Heidelberg resident Colleen Wentzel took part in the nationwide march on April 7 where thousands of South Africans called on President Jacob Zuma to step down.
Wentzel did so without any formal affiliation to any political party and was overwhelmed by the feeling of unity that was so evident on the day.
In a letter to HERAUT, she explains just how much it meant to be part of something so special.
Colleen takes a stand
Along with thousands of South Africans, I took to the streets of Jozi, on Friday, in what would be the first time I would participate in any type of protest march in my 37 years on this earth. My hand painted placard was ready with my message for President Jacob Zuma – “#RiseSA Fall Zuma”.
When I arrived in Newtown at 09:35 that morning, the couple of blocks that I walked to the Westgate Transport Hub was quick-paced, but peaceful.
The presence of security and of course, police detail, made me realise that all might not go as peacefully as planned. I continued to walk. I would not back down. This is what I came for. This was my chance to take a stand. For my children, and one day, their children!
As I approached the Westgate Transport Hub, the crowds grew larger and the chanting louder, and for a moment I could swear that my heart was beating even louder than the booming speakers! And there it was – as I came around the corner, I remember my entire body being covered from head to toe with goosebumps.
The indescribable pride I felt as a South African in that very given moment would never be taken away from me. I remember muttering the words to myself, “this is for you” (for my children). It was a liberating experience to be amidst a crowd that was so full of hope for our beautiful country. We all had one voice, irrespective of our race or creed.

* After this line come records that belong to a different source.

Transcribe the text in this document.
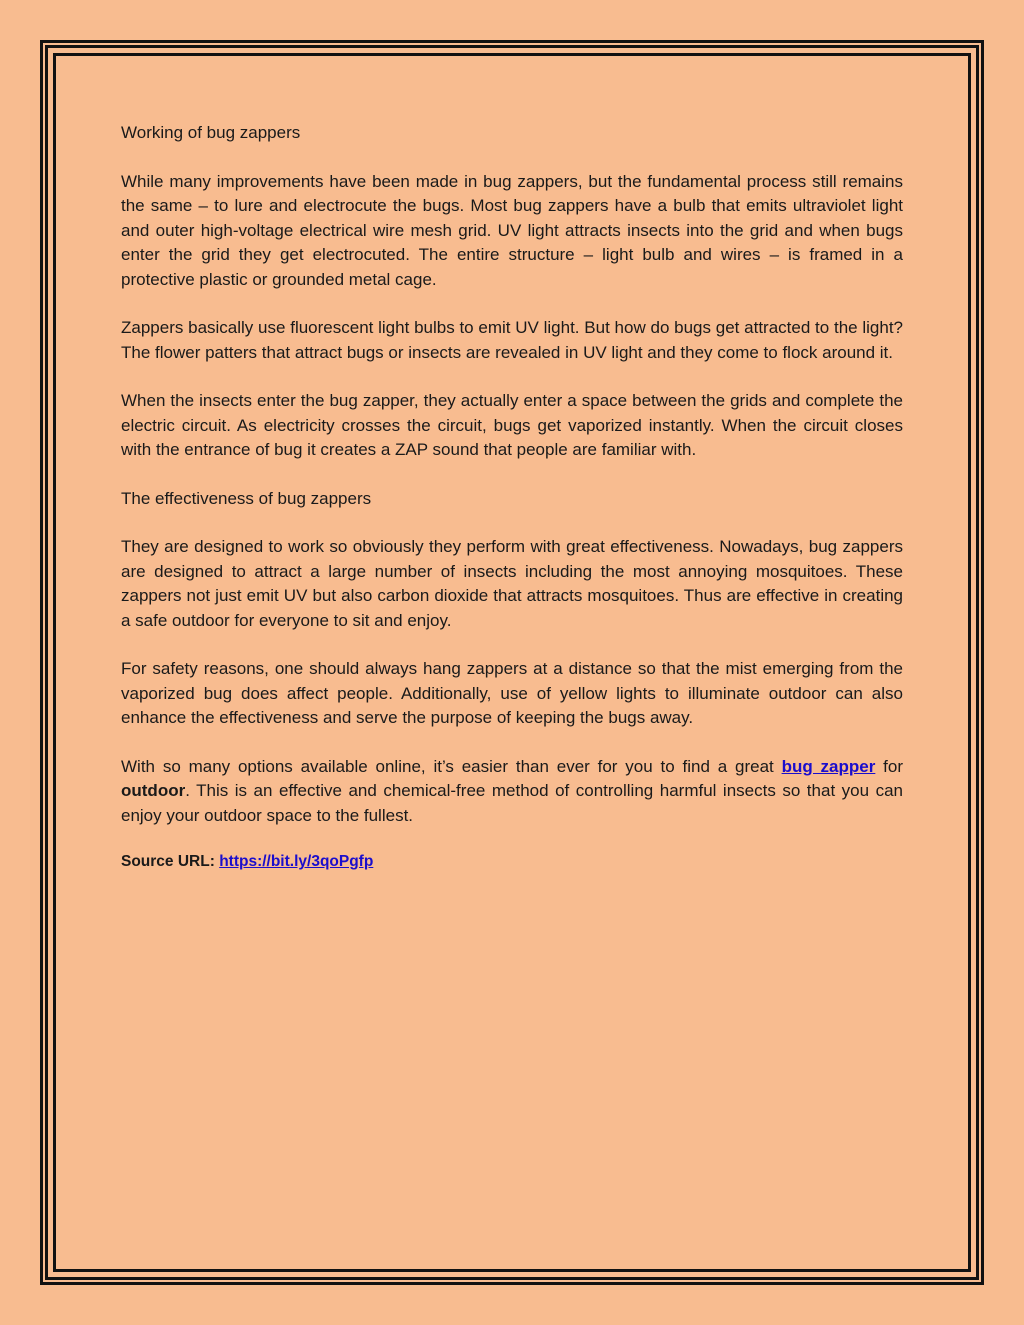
Working of bug zappers

While many improvements have been made in bug zappers, but the fundamental process still remains the same – to lure and electrocute the bugs. Most bug zappers have a bulb that emits ultraviolet light and outer high-voltage electrical wire mesh grid. UV light attracts insects into the grid and when bugs enter the grid they get electrocuted. The entire structure – light bulb and wires – is framed in a protective plastic or grounded metal cage.

Zappers basically use fluorescent light bulbs to emit UV light. But how do bugs get attracted to the light? The flower patters that attract bugs or insects are revealed in UV light and they come to flock around it.

When the insects enter the bug zapper, they actually enter a space between the grids and complete the electric circuit. As electricity crosses the circuit, bugs get vaporized instantly. When the circuit closes with the entrance of bug it creates a ZAP sound that people are familiar with.

The effectiveness of bug zappers

They are designed to work so obviously they perform with great effectiveness. Nowadays, bug zappers are designed to attract a large number of insects including the most annoying mosquitoes. These zappers not just emit UV but also carbon dioxide that attracts mosquitoes. Thus are effective in creating a safe outdoor for everyone to sit and enjoy.

For safety reasons, one should always hang zappers at a distance so that the mist emerging from the vaporized bug does affect people. Additionally, use of yellow lights to illuminate outdoor can also enhance the effectiveness and serve the purpose of keeping the bugs away.

With so many options available online, it’s easier than ever for you to find a great bug zapper for outdoor. This is an effective and chemical-free method of controlling harmful insects so that you can enjoy your outdoor space to the fullest.

Source URL: https://bit.ly/3qoPgfp
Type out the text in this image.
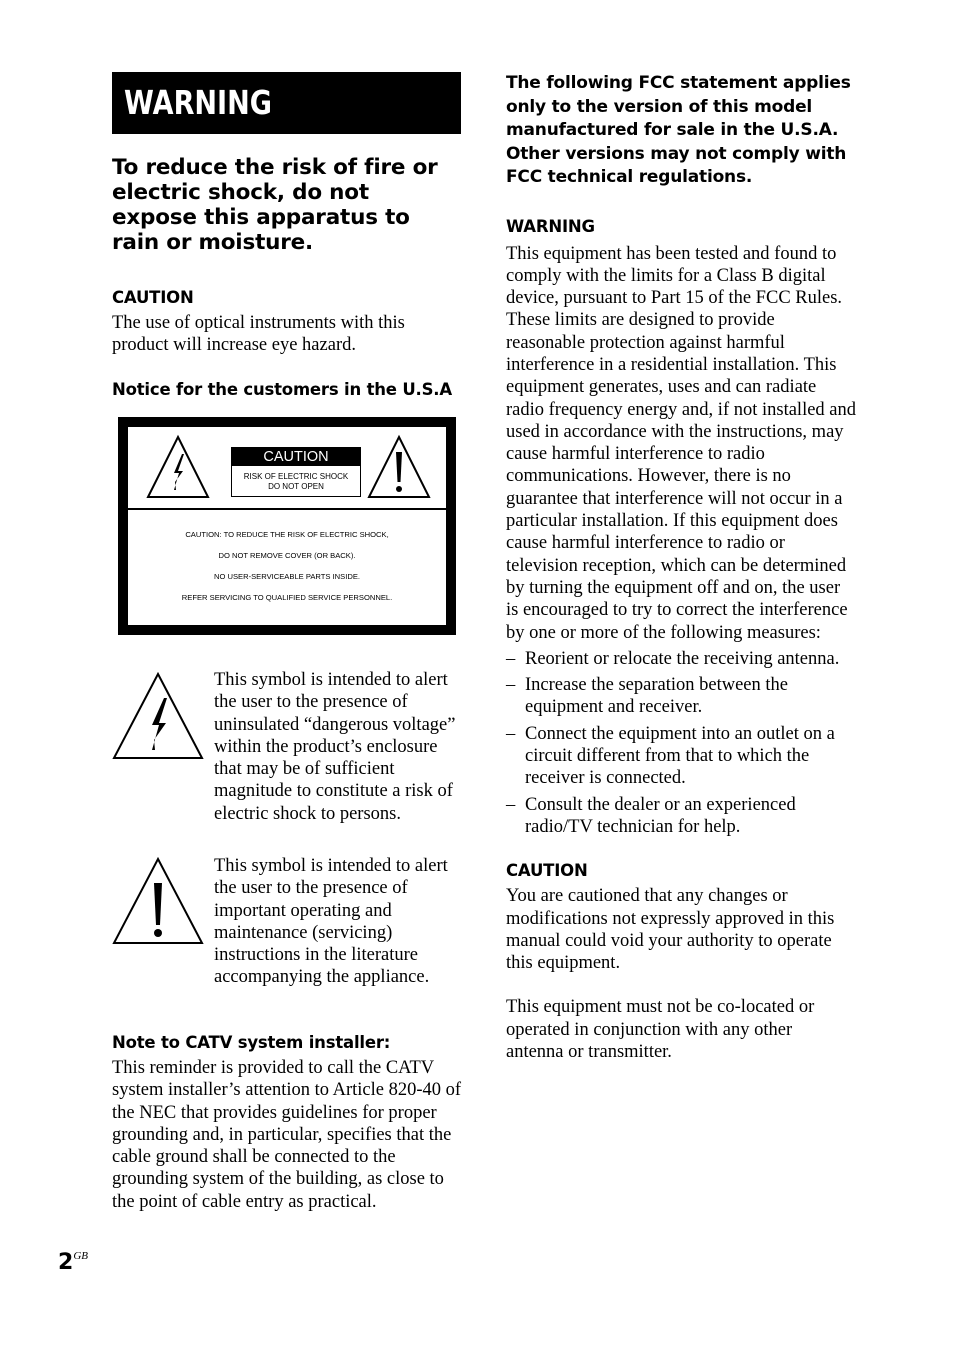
WARNING
To reduce the risk of fire or electric shock, do not expose this apparatus to rain or moisture.
CAUTION
The use of optical instruments with this product will increase eye hazard.
Notice for the customers in the U.S.A
CAUTION
RISK OF ELECTRIC SHOCK
DO NOT OPEN
CAUTION: TO REDUCE THE RISK OF ELECTRIC SHOCK,
DO NOT REMOVE COVER (OR BACK).
NO USER-SERVICEABLE PARTS INSIDE.
REFER SERVICING TO QUALIFIED SERVICE PERSONNEL.
This symbol is intended to alert the user to the presence of uninsulated “dangerous voltage” within the product’s enclosure that may be of sufficient magnitude to constitute a risk of electric shock to persons.
This symbol is intended to alert the user to the presence of important operating and maintenance (servicing) instructions in the literature accompanying the appliance.
Note to CATV system installer:
This reminder is provided to call the CATV system installer’s attention to Article 820-40 of the NEC that provides guidelines for proper grounding and, in particular, specifies that the cable ground shall be connected to the grounding system of the building, as close to the point of cable entry as practical.
The following FCC statement applies only to the version of this model manufactured for sale in the U.S.A. Other versions may not comply with FCC technical regulations.
WARNING
This equipment has been tested and found to comply with the limits for a Class B digital device, pursuant to Part 15 of the FCC Rules. These limits are designed to provide reasonable protection against harmful interference in a residential installation. This equipment generates, uses and can radiate radio frequency energy and, if not installed and used in accordance with the instructions, may cause harmful interference to radio communications. However, there is no guarantee that interference will not occur in a particular installation. If this equipment does cause harmful interference to radio or television reception, which can be determined by turning the equipment off and on, the user is encouraged to try to correct the interference by one or more of the following measures:
– Reorient or relocate the receiving antenna.
– Increase the separation between the equipment and receiver.
– Connect the equipment into an outlet on a circuit different from that to which the receiver is connected.
– Consult the dealer or an experienced radio/TV technician for help.
CAUTION
You are cautioned that any changes or modifications not expressly approved in this manual could void your authority to operate this equipment.
This equipment must not be co-located or operated in conjunction with any other antenna or transmitter.
$2^{GB}$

We were standing only a couple of blocks away from President Nelson Mandela’s law office where he practiced as a lawyer, whilst police choppers circled the peaceful mass of blue. I remember looking up at the very strategically placed Johnny Walker sign on the building which said ‘Keep Walking’, as we commenced our march to Mary Fitzgerald Square.
This is what I came for. One nation, one voice, and the right of every person to have the utmost pride to be a South African!
Old and young from all walks of life commenced the walk to a very significant location, whereby we would be addressed by the leader of the DA, Musi Maimane. With the familiar trumpeting sounds of vuvuzelas, I remember looking up at the police who were standing metres above us on the M1 highway, with the sky the clearest blue I have ever seen – the moment was now, and it was clear that we were all part of the human race when we joined hands. I have never sung the National Anthem as loud as I did that morning. The thought-provoking speech from the DA leader reminded us that we were not a ‘junk country’, whilst protesters raised their placards higher. “Fire Zuma”. “#Change19”.
Why did I do it? Because as a South African, it is my right to have a voice! And every person’s voice, every person’s hope means something to the future generations.
I might not be able to change the world as once person, but together with my fellow South Africans we can change our immediate world. We are not a “junk country” and the message is clear – Jacob Zuma needs to step down. The time for change is coming. The nation will rise again. History was made that day and I was part of it.